Una composizione di Dino Naldi artigiano di Ozzano dell’Emilia, che aveva esposto molte scene agresti e di vecchi mestieri: “Il maniscalco”.

Sparita la cosidetta secolare “civiltà contadina” praticamente in pochi anni, segnatamente dal 1955 al 1965, quando si faceva a gara a lasciare la casa colonica e il podere, per un insieme di movimenti sociali nati nel dopoguerra che non staremo qui a ricordare. Chiuse le vecchie fattorie e anche quelle piccole aziende agricole che cercavano di continuare la strada della zootecnica, agricola e rurale, avvenne così che una incredibile quantità di oggetti casalinghi ed agricoli furono completamente abbandonati.

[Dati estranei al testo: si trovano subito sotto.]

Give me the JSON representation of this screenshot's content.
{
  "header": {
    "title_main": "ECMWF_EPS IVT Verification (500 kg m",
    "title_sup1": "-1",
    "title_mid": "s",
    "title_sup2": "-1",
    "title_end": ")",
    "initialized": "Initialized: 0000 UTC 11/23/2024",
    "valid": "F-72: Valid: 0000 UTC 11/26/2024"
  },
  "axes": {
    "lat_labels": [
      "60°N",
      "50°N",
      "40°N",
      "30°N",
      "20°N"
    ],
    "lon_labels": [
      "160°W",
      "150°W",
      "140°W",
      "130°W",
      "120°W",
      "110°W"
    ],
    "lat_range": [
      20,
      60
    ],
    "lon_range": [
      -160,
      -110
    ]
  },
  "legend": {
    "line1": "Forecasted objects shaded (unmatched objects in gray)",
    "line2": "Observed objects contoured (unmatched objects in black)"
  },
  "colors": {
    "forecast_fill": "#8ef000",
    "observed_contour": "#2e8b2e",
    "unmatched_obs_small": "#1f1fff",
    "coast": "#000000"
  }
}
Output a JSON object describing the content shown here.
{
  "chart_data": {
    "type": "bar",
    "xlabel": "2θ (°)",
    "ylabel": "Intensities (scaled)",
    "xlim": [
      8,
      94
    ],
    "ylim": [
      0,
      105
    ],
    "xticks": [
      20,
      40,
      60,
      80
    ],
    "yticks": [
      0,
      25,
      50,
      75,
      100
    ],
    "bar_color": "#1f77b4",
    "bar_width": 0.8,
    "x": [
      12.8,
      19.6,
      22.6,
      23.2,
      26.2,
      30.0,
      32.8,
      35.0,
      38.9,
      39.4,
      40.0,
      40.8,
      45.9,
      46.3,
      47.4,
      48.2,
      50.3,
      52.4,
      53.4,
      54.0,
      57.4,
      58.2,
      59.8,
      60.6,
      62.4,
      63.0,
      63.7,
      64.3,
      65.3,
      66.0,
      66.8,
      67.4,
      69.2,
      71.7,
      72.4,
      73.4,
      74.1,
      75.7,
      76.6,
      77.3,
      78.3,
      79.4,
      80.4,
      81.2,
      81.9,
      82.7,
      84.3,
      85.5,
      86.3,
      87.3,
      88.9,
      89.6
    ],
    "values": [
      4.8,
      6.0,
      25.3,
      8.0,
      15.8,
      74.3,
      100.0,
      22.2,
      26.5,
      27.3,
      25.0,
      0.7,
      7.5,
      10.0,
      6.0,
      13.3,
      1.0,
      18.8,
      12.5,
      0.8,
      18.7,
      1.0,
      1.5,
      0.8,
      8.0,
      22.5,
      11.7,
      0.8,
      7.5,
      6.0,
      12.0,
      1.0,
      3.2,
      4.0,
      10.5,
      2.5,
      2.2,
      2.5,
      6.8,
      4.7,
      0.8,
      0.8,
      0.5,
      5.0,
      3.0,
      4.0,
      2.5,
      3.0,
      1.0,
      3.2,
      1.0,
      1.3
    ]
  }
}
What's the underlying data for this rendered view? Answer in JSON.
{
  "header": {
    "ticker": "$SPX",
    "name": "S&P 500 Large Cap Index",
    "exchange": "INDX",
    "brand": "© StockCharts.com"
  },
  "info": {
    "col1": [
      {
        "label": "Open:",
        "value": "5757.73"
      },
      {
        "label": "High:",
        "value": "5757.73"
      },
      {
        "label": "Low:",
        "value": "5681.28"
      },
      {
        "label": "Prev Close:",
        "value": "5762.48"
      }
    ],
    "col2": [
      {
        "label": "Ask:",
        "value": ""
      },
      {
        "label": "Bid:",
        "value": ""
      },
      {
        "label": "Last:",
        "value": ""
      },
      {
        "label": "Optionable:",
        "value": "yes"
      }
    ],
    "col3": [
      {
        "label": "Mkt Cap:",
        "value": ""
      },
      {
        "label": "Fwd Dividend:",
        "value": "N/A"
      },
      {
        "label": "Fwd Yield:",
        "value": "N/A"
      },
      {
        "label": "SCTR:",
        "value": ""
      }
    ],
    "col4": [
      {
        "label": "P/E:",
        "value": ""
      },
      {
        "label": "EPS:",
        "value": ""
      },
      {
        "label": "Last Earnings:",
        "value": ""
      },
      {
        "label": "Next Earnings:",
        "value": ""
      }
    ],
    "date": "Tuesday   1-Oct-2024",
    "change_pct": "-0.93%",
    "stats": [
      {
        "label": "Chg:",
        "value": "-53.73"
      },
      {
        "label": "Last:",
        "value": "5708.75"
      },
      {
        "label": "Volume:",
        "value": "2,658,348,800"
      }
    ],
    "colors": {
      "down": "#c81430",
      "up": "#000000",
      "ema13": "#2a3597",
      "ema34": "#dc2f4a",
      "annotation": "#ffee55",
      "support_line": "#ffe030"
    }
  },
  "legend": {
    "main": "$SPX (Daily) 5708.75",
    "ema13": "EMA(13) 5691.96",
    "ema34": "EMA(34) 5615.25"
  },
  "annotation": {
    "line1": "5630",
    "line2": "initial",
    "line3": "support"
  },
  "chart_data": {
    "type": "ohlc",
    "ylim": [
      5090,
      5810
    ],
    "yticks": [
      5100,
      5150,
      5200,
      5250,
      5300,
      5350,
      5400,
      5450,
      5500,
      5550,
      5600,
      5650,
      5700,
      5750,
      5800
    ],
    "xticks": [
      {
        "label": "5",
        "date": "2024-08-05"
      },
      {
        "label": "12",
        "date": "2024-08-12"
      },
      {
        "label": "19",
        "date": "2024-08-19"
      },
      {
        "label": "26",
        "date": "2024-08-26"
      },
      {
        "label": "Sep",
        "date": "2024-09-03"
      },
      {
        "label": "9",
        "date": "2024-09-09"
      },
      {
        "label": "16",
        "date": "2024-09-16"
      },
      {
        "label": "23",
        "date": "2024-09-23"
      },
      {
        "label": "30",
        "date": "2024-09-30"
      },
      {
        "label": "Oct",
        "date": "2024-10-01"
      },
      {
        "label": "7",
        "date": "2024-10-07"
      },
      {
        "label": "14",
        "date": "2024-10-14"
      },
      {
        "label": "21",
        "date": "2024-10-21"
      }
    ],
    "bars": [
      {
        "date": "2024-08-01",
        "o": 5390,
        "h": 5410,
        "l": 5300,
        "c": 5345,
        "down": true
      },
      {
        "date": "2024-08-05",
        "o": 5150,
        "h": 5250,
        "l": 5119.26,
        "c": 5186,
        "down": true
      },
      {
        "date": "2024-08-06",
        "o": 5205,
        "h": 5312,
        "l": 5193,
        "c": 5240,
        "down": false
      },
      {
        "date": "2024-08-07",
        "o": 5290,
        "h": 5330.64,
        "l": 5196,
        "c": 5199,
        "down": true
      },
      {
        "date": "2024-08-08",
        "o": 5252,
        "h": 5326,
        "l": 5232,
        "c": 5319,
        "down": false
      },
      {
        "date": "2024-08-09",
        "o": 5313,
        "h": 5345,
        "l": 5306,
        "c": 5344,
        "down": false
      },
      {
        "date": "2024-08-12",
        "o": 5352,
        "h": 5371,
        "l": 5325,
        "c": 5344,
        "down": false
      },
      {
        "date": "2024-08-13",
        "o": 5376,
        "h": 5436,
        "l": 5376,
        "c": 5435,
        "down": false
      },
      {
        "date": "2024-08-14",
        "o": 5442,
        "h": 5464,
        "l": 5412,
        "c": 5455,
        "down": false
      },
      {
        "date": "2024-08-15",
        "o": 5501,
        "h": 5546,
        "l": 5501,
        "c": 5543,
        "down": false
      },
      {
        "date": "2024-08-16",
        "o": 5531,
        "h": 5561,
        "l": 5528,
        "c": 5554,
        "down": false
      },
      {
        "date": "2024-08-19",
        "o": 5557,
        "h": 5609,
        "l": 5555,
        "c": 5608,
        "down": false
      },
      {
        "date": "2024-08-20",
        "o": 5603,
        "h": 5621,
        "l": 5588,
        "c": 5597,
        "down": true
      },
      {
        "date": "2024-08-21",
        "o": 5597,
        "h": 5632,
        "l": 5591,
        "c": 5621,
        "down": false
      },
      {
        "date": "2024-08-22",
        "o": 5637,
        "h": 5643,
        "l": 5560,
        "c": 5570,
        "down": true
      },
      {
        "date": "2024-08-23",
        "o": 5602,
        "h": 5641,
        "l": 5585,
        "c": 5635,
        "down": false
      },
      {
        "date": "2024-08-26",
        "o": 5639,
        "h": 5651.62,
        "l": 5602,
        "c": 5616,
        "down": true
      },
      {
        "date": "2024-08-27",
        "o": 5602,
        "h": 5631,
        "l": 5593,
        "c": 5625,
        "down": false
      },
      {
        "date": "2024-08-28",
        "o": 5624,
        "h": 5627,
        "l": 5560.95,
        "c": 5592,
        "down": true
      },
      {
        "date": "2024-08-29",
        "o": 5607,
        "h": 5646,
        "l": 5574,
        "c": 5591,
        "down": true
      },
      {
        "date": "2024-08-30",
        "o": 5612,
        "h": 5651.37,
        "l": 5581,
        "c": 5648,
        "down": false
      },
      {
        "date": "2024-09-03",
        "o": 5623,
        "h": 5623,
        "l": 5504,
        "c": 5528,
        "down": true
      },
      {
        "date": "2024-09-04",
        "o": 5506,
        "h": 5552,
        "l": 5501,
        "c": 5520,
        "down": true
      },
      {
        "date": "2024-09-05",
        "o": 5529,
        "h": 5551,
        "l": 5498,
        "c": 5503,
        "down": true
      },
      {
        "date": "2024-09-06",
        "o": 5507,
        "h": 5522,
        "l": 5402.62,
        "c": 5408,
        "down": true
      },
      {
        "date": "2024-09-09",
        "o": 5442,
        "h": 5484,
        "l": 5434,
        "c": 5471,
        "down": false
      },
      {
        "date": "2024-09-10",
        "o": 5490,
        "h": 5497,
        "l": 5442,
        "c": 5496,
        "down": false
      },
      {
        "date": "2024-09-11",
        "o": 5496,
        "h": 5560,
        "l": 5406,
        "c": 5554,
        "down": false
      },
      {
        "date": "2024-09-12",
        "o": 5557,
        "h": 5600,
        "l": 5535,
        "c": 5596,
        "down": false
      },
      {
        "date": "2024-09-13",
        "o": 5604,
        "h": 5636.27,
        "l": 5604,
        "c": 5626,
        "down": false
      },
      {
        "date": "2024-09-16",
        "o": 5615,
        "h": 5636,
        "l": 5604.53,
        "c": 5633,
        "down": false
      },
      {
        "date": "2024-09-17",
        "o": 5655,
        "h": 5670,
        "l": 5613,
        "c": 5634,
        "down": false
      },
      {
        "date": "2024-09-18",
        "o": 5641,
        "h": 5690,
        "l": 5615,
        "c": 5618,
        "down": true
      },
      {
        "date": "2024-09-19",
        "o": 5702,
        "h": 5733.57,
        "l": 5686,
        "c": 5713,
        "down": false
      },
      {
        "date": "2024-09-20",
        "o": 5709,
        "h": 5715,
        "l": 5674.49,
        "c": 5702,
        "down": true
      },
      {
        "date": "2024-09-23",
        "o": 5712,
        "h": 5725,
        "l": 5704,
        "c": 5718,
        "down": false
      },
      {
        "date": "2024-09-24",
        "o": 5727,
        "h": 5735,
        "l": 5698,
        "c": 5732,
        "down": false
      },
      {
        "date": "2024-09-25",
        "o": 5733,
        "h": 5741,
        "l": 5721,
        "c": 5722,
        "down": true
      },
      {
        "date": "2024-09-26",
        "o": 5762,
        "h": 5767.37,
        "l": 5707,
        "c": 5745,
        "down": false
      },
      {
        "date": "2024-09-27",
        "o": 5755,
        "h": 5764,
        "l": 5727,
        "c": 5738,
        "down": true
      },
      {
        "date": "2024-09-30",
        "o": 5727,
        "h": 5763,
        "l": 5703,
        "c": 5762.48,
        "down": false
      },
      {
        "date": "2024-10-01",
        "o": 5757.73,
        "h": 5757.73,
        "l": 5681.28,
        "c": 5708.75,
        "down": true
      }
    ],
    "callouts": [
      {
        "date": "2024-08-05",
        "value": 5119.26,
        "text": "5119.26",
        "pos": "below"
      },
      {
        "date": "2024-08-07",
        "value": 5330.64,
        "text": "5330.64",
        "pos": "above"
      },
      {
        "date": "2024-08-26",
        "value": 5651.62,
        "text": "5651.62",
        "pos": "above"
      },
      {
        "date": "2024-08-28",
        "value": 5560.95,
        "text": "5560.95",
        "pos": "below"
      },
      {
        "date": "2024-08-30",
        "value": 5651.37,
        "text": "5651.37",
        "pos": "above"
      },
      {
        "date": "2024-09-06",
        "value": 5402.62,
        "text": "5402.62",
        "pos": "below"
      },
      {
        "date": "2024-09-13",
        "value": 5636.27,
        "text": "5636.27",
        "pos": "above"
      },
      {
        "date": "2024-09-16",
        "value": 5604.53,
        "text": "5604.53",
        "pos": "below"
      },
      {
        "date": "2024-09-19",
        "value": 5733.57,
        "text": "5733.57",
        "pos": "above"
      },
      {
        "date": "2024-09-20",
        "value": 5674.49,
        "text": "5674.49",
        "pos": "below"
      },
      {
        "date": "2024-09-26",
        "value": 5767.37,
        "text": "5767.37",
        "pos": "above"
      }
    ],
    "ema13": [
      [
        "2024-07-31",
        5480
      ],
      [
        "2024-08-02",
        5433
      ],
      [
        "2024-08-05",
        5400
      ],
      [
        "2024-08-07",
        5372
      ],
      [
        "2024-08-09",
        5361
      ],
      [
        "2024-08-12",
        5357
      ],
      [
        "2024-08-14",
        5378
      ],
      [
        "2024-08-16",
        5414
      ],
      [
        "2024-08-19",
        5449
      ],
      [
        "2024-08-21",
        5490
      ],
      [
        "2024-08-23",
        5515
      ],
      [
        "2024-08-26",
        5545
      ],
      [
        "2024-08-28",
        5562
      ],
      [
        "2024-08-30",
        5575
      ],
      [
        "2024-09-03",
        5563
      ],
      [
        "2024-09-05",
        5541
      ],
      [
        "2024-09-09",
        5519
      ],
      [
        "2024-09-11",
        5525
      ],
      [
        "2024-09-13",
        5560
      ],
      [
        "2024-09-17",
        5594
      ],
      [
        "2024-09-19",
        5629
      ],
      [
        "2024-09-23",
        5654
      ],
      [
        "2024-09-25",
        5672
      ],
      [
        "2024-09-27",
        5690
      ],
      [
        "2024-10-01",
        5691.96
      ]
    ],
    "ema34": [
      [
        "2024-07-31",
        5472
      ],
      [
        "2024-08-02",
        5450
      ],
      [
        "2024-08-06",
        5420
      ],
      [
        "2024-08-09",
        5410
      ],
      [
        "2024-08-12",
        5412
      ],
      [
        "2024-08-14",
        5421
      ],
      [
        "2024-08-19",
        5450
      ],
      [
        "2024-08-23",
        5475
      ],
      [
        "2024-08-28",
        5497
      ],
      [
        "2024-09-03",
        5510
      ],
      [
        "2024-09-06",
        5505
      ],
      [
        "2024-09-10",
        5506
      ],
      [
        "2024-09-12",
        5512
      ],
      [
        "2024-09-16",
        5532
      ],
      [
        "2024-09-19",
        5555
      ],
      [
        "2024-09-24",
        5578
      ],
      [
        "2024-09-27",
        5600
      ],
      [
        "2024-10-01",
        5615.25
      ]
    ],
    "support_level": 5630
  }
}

I balli folcloristici nell’aia con il gruppo scarperiese

Ma in tutte le cose, si sa, c’è sempre qualcuno che ha il “pallino” di raccogliere, restaurare, accomodare, catalogare, archiviare. Uno di questi è appunto il Mantelli del popolo di Palventa, ivi nato nel lontano 1938, che è riuscito a creare negli anni un museo piccolo, ma molto prezioso per i tantissimi oggetti che è riuscito a salvare e mettere in mostra.

Il bambino incuriosito dei modellini in movimento per trebbiare il grano chiede lumi al nonno

“Iniziai con poche cose, poi l’appetito vien mangiando – ci dice Mario affettuosamente circondato dai suoi cari e dai tanti amici – nel tempo gli oggetti sono raddoppiati, triplicati, quadruplicati, quintuplicati finendo di riempire fino all’inverosimile il vecchio granaio della mia famiglia. Poi come non potevo, dopo averli trovati, comprati e ricevuti anche in donazione – continua Mario – non ricomporre gli oggetti piccoli e grandi che componevano l’arredo della casa colonica; la vecchia cucina con tutti i trabiccoli, la camera da letto con tanto di orinale e il “prete” (alias scaldaletto), il salotto “bono” con foto e vecchi attestati al muro, insomma come vedi, ho cercato nel mio piccolo di ricostruire e di mettere in sicurezza quella che è stata la vita sociale di una volta –“.

La cucina prettamente contadina ricostruita all’interno del museo.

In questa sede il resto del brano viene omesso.